The reviewer found this study presents at best incremental advances to the field. It doesn't provide substantial progress conceptually or experimentally from Eldar et al., 2003, Adleman et al., 2022 and particularly Nahmad and Stathopoulos, 2009. The experimental data and interpretation appear to lack the rigor needed to challenge the model predictions.
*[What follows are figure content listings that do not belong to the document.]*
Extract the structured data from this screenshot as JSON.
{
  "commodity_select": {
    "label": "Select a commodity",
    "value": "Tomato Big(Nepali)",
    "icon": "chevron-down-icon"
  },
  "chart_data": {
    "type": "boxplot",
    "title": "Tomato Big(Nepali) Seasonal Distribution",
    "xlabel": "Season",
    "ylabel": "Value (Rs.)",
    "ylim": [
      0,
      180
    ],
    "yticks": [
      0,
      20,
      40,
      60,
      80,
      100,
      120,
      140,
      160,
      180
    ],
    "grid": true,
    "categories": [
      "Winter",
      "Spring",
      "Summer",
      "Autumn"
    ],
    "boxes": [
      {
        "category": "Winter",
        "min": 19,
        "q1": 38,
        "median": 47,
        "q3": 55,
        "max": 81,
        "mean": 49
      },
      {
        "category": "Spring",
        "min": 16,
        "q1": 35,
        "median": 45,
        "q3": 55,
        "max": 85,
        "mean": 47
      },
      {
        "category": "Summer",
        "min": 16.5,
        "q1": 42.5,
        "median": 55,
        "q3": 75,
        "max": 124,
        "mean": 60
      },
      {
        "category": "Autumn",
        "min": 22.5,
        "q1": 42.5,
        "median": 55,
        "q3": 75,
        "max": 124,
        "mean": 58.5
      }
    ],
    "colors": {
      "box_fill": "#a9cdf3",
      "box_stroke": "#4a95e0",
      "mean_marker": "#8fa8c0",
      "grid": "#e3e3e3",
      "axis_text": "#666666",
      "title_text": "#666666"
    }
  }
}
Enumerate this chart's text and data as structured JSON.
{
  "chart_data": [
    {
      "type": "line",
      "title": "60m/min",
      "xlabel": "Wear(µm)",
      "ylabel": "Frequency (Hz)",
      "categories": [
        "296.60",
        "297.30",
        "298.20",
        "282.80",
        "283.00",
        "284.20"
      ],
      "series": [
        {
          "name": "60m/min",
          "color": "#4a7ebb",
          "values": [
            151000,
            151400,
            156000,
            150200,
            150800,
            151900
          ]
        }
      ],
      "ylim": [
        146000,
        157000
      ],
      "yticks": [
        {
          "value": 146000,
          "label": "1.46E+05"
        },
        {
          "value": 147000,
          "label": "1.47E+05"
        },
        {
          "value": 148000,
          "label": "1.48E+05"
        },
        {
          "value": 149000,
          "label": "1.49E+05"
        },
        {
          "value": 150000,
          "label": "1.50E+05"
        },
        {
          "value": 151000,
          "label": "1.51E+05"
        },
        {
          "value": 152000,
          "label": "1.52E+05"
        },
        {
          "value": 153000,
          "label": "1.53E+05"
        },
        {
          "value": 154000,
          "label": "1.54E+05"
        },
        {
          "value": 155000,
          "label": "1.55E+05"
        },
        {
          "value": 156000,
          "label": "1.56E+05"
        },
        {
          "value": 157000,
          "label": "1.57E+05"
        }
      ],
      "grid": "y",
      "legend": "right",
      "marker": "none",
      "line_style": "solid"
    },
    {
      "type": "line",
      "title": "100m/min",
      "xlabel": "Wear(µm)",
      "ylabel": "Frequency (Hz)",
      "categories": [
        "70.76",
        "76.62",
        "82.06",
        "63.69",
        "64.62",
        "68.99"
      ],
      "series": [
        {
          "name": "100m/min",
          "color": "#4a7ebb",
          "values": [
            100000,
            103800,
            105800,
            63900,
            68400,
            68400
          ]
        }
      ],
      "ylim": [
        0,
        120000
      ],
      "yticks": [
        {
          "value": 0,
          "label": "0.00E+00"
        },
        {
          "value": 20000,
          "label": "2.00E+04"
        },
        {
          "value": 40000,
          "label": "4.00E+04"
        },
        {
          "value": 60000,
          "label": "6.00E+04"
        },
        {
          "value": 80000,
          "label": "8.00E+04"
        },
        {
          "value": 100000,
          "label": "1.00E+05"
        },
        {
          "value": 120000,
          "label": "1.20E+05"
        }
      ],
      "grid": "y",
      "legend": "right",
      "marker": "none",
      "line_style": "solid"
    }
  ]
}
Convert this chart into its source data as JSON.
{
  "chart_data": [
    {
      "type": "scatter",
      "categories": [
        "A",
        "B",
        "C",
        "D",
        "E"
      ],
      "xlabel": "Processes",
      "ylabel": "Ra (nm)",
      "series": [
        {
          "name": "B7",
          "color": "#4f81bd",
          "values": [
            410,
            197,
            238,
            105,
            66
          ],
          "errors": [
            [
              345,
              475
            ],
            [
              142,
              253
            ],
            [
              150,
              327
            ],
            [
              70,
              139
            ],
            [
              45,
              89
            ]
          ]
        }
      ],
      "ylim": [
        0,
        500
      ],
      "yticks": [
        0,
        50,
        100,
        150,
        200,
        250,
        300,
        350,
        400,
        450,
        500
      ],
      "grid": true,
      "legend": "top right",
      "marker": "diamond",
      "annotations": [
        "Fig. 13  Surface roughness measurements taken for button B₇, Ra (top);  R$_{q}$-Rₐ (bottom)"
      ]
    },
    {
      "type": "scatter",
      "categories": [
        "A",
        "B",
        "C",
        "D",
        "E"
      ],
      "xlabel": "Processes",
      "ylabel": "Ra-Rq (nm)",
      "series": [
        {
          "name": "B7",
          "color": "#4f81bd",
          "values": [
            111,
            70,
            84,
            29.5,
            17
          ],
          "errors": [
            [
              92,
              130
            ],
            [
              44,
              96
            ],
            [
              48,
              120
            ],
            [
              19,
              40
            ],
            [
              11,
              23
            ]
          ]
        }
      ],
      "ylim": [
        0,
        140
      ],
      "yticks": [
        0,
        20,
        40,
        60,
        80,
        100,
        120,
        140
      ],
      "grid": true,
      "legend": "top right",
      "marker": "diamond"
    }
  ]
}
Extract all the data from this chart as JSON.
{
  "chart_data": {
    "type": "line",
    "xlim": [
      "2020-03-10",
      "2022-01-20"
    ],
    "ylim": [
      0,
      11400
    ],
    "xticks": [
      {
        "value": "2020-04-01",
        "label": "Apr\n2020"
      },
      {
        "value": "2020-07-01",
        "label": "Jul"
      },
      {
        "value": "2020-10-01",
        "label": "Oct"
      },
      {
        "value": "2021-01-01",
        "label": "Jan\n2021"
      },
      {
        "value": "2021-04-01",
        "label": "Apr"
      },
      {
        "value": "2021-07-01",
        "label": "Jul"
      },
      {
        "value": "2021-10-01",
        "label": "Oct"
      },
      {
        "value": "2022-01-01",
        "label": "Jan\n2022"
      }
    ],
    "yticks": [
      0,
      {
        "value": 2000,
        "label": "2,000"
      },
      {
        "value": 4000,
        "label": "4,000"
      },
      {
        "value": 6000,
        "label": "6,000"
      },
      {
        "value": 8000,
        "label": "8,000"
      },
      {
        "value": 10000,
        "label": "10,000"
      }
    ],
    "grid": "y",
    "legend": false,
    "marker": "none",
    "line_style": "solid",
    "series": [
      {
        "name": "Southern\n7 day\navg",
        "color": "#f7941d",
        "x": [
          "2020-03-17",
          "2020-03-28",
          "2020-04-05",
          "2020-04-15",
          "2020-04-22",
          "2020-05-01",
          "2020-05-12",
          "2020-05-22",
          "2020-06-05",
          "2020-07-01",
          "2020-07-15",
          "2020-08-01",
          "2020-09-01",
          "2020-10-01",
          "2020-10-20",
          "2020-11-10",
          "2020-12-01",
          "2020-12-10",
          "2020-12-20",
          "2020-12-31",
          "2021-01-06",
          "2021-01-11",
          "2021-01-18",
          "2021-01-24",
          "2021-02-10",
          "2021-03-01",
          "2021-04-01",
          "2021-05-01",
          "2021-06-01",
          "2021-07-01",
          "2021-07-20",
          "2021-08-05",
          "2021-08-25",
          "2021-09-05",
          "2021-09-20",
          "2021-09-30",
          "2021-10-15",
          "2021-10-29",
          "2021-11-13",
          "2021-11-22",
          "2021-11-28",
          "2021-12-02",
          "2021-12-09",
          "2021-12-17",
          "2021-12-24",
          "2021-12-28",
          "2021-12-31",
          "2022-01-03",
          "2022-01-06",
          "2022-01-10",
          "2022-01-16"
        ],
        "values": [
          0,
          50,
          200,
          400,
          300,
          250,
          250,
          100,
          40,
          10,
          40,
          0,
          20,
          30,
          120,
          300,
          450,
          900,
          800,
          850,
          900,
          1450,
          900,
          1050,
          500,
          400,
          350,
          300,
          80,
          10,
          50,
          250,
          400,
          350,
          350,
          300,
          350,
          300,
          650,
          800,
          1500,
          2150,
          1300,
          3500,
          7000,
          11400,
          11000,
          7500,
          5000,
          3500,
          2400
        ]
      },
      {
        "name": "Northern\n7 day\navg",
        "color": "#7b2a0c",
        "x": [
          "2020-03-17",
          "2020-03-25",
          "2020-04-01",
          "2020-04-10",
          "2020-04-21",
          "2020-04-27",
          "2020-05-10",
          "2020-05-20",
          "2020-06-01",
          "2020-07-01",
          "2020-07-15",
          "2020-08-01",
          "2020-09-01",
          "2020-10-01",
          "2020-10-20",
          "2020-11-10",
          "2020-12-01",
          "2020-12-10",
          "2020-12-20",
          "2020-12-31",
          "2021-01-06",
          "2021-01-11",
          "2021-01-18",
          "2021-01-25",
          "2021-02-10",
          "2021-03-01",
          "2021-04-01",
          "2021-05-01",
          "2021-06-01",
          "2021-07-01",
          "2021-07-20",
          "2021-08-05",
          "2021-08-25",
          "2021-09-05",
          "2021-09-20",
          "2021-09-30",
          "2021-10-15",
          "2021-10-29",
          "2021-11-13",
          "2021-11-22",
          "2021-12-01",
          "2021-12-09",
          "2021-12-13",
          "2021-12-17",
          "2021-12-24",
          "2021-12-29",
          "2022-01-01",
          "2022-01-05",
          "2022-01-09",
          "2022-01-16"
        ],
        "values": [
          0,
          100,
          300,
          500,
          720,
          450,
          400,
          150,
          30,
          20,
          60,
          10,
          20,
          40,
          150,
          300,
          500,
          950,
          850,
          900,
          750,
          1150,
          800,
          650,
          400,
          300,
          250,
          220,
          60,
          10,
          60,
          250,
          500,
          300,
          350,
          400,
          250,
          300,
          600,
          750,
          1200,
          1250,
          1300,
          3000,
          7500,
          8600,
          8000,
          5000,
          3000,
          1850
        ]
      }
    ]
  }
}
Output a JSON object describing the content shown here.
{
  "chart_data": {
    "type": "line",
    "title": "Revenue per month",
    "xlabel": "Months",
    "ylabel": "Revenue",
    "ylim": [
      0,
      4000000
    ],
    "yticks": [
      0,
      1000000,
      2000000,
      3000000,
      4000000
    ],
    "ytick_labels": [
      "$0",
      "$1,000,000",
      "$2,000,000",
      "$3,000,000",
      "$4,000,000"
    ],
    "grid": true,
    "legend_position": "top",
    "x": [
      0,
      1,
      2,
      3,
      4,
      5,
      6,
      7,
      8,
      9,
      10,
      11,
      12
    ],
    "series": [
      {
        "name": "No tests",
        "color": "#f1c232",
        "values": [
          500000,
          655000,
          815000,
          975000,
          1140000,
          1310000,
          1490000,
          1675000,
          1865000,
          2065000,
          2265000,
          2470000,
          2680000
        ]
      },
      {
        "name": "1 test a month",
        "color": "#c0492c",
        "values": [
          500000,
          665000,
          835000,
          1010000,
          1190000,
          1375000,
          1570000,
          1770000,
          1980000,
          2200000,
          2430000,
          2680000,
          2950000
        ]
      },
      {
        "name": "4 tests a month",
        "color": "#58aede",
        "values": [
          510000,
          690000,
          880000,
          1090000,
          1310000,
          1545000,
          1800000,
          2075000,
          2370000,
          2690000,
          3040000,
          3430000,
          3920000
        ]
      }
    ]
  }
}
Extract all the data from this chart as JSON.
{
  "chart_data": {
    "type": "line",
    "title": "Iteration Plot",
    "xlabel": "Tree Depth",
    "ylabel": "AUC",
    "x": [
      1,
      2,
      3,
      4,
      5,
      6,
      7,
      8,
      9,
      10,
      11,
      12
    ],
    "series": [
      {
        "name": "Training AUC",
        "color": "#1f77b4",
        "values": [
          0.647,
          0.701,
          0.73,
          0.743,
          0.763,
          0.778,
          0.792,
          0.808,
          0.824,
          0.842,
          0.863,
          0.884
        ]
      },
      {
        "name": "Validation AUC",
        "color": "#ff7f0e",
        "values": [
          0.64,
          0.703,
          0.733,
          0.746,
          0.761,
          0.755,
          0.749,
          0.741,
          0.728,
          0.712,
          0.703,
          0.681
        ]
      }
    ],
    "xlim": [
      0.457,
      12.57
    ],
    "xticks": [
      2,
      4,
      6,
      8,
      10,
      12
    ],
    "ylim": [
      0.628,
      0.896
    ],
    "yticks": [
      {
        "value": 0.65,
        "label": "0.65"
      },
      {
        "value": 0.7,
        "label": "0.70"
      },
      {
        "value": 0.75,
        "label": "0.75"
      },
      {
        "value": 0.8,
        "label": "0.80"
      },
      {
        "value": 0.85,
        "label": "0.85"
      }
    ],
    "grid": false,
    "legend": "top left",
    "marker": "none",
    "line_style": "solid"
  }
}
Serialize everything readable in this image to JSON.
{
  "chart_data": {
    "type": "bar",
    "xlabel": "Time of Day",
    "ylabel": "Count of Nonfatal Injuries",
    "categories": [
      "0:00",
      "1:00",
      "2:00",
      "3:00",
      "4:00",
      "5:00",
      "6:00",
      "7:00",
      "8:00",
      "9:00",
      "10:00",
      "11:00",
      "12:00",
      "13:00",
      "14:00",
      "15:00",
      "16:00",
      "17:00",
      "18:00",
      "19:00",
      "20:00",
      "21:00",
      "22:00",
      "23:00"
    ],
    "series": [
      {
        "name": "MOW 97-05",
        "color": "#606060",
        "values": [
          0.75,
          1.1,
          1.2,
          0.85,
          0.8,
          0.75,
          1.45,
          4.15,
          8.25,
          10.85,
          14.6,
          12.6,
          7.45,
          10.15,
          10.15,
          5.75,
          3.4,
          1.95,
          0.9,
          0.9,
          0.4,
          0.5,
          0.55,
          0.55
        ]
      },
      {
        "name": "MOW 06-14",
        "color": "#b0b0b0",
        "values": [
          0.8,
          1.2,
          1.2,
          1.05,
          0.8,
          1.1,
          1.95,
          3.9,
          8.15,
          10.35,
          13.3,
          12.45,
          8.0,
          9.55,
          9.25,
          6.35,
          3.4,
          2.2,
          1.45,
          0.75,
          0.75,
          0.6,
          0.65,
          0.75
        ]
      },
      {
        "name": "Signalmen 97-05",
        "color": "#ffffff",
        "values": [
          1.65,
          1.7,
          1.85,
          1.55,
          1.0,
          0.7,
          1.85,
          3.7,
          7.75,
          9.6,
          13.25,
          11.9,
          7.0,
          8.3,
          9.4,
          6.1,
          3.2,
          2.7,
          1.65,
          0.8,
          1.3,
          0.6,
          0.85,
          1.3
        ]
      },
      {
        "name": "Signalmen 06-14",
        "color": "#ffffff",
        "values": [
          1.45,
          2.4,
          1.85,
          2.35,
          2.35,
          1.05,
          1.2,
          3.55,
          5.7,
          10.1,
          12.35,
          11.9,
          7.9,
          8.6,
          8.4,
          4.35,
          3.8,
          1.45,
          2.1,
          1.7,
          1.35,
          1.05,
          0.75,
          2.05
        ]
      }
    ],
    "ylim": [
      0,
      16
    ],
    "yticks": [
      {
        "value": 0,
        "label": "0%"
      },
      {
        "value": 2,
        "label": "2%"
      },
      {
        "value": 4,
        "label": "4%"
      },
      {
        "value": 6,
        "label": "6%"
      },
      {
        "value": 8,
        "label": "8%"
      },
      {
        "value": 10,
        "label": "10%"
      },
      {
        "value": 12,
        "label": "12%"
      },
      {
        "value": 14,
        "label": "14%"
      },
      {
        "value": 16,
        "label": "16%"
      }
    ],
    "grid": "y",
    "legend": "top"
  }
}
The authors pitched the difference between dpp and col in their response to hh dosage change as a tradeoff between robustness and precision. Specifically, the robustness refers to positioning and the precision refers to sharpness, which are somewhat arbitrary - as robustness could also refer to maintaining the sharpness of a expression boundary and precision can also refer to the position. Particularly for dpp, whose developmental significance of stripe position and sharpness is not analyzed (disc growth, pSmad, etc, for example - does a sharper but more mislocated dpp domain help the tissue?). The relationship between positioning and sharpness of a pattern in a morphogen system has been extensively discussed by many authors on a theoretcial level. The authors' theoretical analysis is clear and simple but not new. Experimental evidence indicates that dpp and col are regulated very differently by hh, particularly in terms of timing of response (Nahmad and Stathopoulos, 2009). No comparison of the GRNs from hh to these two genes was made or experimentally tested. It is difficult to conclude that their behaviors in response to hh dosage change are indeed from the hh gradient profile. It is also difficult to speculate if either of these genes (particularly dpp) is facing a true biological tradeoff or tuning back and forth between positioning and sharpness during evolution.
Methods 4.5: To measure widths of gene expression patterns, the authors used a background subtraction, followed by normalization and then thresholded the boundary at 0.2 - this approach firstly is oversimplifying the profile of the expression gradient/profile which could be informative in model testing (e.g., sharpness of dpp?). Secondly, the sequence of the analysis steps may introduce larger errors to lower signal-to-noise images where the subtraction narrows the pattern more than those with higher signal-to-noise (e.g., the 18 degree vs 25 degree images, Fig.6A), this would result in errors in the width measurements. Importantly, disk size and wing size controls are not reported.